Contexte
Les faits concernent la section féminine du Cavigal, club omnisports de Nice. Deux personnes en charge de cette section étaient mises en cause : un entraîneur âgé de 45 ans et son ancienne compagne âgée de 53 ans, qui a été formée en Roumanie, dont une année de formation auprès de la gymnaste Nadia Comăneci.
Plainte et témoignages
Quatre personnes ont déposé plainte. Au procès, trois des quatre plaignantes, mineures au moment des faits, ont témoigné. Elles ont décrit des violences physiques (gifles, coups), des propos et des gestes qualifiés de déplacés, ainsi que des attouchements attribués à l'entraîneur, notamment le passage d'une main entre les seins, des massages des fesses et des baisers dans le cou, selon les déclarations rapportées lors de l'audience.
Procès et réquisitions
Le procès s’est tenu le 30 octobre devant le tribunal correctionnel de Nice. Le parquet avait requis, pour l'entraîneur, une interdiction d'exercer toute activité professionnelle ou bénévole auprès de mineurs et, pour son ancienne compagne, une peine avec sursis et une interdiction d'exercer auprès de mineurs. La Fédération française de gymnastique s'est constituée partie civile et son avocat a rappelé l'application de la loi aux pratiques sportives.
Décisions judiciaires
Le tribunal a condamné l'entraîneur à deux ans de prison ferme. Il pourra purger sa peine à domicile sous bracelet électronique et fait l'objet d'une interdiction définitive d'exercer une activité professionnelle ou bénévole auprès de mineurs. L'ancienne compagne a été condamnée à huit mois de prison avec sursis pour des faits de violences.

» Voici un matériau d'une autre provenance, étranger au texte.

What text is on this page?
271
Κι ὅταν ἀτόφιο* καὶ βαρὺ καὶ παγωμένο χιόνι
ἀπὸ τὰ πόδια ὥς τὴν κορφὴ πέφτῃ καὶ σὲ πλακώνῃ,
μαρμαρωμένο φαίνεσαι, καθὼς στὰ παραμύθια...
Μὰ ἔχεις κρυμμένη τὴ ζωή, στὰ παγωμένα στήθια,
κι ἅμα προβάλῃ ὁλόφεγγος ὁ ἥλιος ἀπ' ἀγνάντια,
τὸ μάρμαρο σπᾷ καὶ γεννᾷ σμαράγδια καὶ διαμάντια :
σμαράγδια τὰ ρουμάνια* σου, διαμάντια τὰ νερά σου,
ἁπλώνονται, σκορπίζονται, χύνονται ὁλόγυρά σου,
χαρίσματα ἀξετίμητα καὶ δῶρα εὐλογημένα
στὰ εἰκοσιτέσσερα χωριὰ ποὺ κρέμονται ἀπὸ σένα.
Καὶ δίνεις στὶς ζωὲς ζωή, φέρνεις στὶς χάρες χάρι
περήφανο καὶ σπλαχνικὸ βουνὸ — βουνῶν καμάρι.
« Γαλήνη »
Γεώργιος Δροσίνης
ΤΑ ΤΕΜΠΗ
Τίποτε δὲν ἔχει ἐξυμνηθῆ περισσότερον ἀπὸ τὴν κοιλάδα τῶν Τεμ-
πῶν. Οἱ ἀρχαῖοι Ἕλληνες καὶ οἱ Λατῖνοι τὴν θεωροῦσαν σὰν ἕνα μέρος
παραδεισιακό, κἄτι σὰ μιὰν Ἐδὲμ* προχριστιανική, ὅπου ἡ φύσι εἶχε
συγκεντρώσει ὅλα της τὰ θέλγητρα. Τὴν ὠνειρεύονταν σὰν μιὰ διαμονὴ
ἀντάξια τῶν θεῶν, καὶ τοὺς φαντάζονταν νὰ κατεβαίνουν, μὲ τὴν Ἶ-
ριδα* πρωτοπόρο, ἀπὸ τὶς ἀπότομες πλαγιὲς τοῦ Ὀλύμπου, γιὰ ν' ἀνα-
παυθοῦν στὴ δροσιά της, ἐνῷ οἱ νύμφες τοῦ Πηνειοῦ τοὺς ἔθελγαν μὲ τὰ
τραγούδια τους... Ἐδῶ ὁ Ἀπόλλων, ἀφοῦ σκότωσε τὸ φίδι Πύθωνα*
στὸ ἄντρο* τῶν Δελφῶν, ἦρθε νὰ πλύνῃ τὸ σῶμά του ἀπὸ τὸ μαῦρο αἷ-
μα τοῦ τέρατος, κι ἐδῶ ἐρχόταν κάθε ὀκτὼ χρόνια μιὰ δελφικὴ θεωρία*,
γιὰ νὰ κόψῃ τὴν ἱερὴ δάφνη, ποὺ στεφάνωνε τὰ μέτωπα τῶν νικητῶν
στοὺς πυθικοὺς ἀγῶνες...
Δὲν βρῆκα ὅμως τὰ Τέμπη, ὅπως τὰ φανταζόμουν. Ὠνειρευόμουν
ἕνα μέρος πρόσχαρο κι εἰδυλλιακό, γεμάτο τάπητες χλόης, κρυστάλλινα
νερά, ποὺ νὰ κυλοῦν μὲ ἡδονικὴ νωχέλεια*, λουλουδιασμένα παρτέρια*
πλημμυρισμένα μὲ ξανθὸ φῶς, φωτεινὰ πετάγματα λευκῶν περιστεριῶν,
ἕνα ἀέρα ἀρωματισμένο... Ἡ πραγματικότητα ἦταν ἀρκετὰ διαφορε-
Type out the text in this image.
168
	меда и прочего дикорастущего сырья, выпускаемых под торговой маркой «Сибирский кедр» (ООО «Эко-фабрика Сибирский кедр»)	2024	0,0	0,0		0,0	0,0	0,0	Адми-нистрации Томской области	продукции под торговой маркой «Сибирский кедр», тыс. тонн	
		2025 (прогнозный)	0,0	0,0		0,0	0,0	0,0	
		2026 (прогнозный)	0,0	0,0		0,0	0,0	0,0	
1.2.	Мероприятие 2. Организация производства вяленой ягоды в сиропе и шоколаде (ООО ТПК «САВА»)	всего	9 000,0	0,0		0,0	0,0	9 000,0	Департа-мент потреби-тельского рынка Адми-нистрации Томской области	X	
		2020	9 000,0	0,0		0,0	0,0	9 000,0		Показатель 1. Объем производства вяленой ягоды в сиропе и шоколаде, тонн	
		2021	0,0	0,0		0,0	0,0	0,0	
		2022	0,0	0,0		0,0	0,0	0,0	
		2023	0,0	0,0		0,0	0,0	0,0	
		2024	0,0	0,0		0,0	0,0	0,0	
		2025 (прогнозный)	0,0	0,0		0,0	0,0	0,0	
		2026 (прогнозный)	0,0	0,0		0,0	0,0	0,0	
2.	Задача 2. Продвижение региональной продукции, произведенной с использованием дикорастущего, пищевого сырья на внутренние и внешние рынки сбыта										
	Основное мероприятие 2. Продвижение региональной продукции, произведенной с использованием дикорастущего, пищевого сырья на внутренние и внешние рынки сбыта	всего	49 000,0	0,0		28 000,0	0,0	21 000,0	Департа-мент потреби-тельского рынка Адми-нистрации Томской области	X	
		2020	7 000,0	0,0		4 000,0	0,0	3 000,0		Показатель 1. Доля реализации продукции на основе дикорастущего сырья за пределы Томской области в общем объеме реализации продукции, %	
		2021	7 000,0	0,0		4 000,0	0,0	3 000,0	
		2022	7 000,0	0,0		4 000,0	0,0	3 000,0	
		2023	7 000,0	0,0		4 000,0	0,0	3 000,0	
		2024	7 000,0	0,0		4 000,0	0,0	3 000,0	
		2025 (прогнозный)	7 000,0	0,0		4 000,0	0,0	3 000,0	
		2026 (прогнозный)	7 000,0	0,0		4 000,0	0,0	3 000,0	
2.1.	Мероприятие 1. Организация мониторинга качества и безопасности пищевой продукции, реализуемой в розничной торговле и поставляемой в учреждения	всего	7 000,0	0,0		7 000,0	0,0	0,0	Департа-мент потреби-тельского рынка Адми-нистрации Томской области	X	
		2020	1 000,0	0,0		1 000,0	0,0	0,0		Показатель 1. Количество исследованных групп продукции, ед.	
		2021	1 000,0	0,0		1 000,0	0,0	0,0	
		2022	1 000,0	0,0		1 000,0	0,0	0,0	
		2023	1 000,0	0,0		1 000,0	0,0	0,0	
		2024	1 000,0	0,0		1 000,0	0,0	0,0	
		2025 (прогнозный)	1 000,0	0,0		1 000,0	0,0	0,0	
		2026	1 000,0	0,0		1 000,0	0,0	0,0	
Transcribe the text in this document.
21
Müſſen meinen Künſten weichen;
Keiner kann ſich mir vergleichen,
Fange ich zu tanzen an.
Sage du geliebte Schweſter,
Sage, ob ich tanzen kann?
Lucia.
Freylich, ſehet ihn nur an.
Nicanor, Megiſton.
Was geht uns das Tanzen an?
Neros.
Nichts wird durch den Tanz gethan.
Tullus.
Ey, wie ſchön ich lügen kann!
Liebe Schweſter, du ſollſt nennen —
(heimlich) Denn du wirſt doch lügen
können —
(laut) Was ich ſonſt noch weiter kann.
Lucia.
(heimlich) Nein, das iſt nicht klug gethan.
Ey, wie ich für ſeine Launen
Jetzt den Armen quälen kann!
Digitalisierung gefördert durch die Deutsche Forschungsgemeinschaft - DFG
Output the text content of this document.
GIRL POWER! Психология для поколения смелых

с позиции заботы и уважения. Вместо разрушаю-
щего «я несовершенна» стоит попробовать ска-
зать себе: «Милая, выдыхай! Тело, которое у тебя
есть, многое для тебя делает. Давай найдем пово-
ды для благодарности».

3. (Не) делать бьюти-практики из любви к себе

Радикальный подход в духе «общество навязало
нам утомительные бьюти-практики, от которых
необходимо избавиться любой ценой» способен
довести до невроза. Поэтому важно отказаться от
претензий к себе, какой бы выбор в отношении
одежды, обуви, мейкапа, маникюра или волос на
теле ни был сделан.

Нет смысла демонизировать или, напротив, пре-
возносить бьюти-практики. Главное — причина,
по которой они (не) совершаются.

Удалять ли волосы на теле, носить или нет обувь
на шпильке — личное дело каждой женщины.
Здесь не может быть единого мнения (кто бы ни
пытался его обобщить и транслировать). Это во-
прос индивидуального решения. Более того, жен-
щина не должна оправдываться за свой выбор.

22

Réactions et conséquences pour les victimes
Lors de l'audience de délibéré, l'une des victimes présentes s'est dite soulagée d'avoir été entendue. Elle a également déclaré avoir été mise à l'écart au sein du club après ses dénonciations. Le dossier mentionne que plusieurs anciennes camarades auraient, selon les déclarations, également subi des faits similaires.
Mesures administratives et judiciaires
Les peines prononcées comprennent des mesures pénales et des interdictions d'exercer à l'égard des personnes condamnées. Le tribunal a rendu une décision différente sur certains points par rapport aux réquisitions du parquet. La fédération et les parties civiles pourront, le cas échéant, se pourvoir en appel selon les voies de droit applicables.
Calendrier et procédure
Le procès a eu lieu le 30 octobre devant le tribunal correctionnel de Nice, et les condamnations ont été prononcées lors de l'audience de délibéré. Les informations publiées se fondent sur les déclarations et les décisions rapportées en audience.